L’approche par compétences ne cesse de gagner du terrain aux différents niveaux du système éducatif français. C’est ainsi que l’évaluation tend de plus en plus à s’effectuer à l’aide de grilles et autres référentiels. Cette méthode est utilisée dans les écoles élémentaires depuis quelques années. Elle est en train de se mettre en place en collège où un livret de compétences est censé accompagner les collégiens, notamment en vue de l’obtention du diplôme national du brevet. L’opération est souvent présentée comme un moyen de rationaliser les pratiques pédagogiques et d’améliorer les performances du système éducatif. Mais la réalité est bien différente : ses incidences ne sont absolument pas neutres.
La première critique s’exprimant à l’encontre des compétences a trait à leur caractère binaire. Le cerveau humain est-il réductible à une série d’opérations élémentaires ? Peut-on subdiviser ses activités dans des cases pour évaluer les performances d’une façon scientifique et objective ? La segmentation des savoirs ne constitue pas un gage d’efficacité et de pertinence pédagogiques. La voie est ouverte à une évaluation au final très standardisée singulièrement dépourvue de nuances.
Les compétences sanctionnent en outre une vision minimaliste et utilitariste des savoirs transmis. Elles sont intimement liées avec la définition d’un socle commun à la fin du collège qui fait débat en raison de la déconnexion accrue avec les savoirs disciplinaires. Une compétence est un savoir, si minime soit-il et quelle qu’en soit la nature, susceptible de répondre aux besoins du marché : dans cette logique les connaissances désintéressées ne possédant aucune valeur immédiatement marchande ne sont plus reconnues à leur juste valeur.

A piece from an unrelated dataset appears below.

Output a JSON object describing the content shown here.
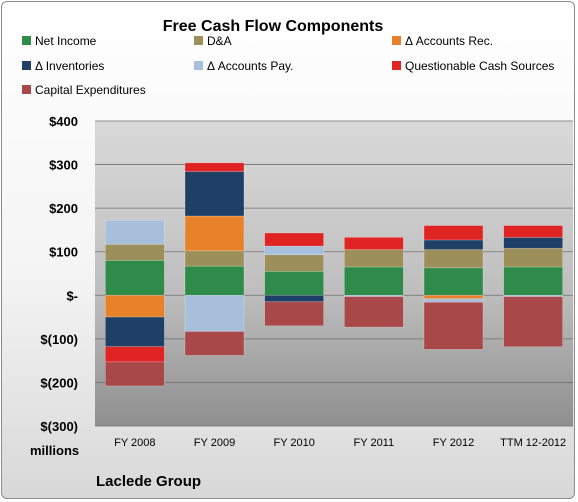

Pourtant celles-ci sont souvent les plus formatrices. Sans compter le temps qui sera consacré à ces modalités d’évaluation au détriment de la transmission de connaissances… Au lycée, cette méthode d’évaluation ouvrira la porte à une nouvelle tentative d’introduction du contrôle continu au baccalauréat.
La mise en place des livrets de compétence représente par ailleurs une référence à peine voilée aux livrets ouvriers que le mouvement syndical avait réussi à faire abolir. Par ce prisme les implications sociales de la pédagogie par compétences apparaissent de manière extrêmement éclairante pour mieux renseigner sur les finalités poursuivies. Elles s’inscrivent résolument dans un projet d’assujettissement : elles sont la transposition dans le champ de l’éducation du discours de l’entreprise.
Le système éducatif tend de la sorte à se caler en fonction du seul critère de l’employabilité. L’objectif recherché est bien de préparer une main d’œuvre flexible et obéissante pour les besoins en travailleurs peu qualifiés des entreprises. Nous assistons désormais, non plus à une élévation générale du niveau de qualification, mais à sa dualisation avec corrélativement une augmentation du nombre des emplois hautement qualifiés et une croissance significative des postes de travail faiblement qualifiés. Le socle à la fin du collège, avec son livret de compétences et son évaluation par compétences, symbolise cette école à deux vitesses en retranscrivant cette dualisation nommée par les instances européennes « polarisation dans la demande de compétences » : pour la masse un malheureux passeport pour la survie, pour une élite définie sur critères sociaux autant la possibilité que la nécessité d’aller largement au-delà pour satisfaire ses instincts de reproduction des dominations sociales.
L’honneur de l’Ecole de la République consiste au contraire à contrecarrer le sens des destinées sociales. L’analyse marxiste a bien montré comment le processus de division du travail dépossède les travailleurs de leurs savoirs de métiers, les réduisant à des tâches aliénantes. La parcellisation et la segmentation des savoirs par l’approche par compétences trouvent leur corollaire sur le marché du travail avec la division des tâches de production. Il s’agit alors de construire artificiellement des comportements fondés sur la recherche de l’efficacité professionnelle et de la rentabilité économique.
Pour les militants d’un projet de transformation et d’émancipation sociales, il devient essentiel de récuser vigoureusement toutes ces pratiques pédagogiques tendant à instaurer un projet de conformation sociale. L’approche par compétences en constitue un élément parmi d’autres. Un système scolaire basé sur une évaluation de ce type deviendrait totalement aliénant pour les élèves. Cela conduirait à transformer en gageure l’objectif de les éduquer à la citoyenneté. Ceux-ci ne seraient plus considérés comme des citoyens à former, mais comme des forces productives indifférenciées avec pour seul impératif de gérer au plus efficace et de canaliser au mieux le stock.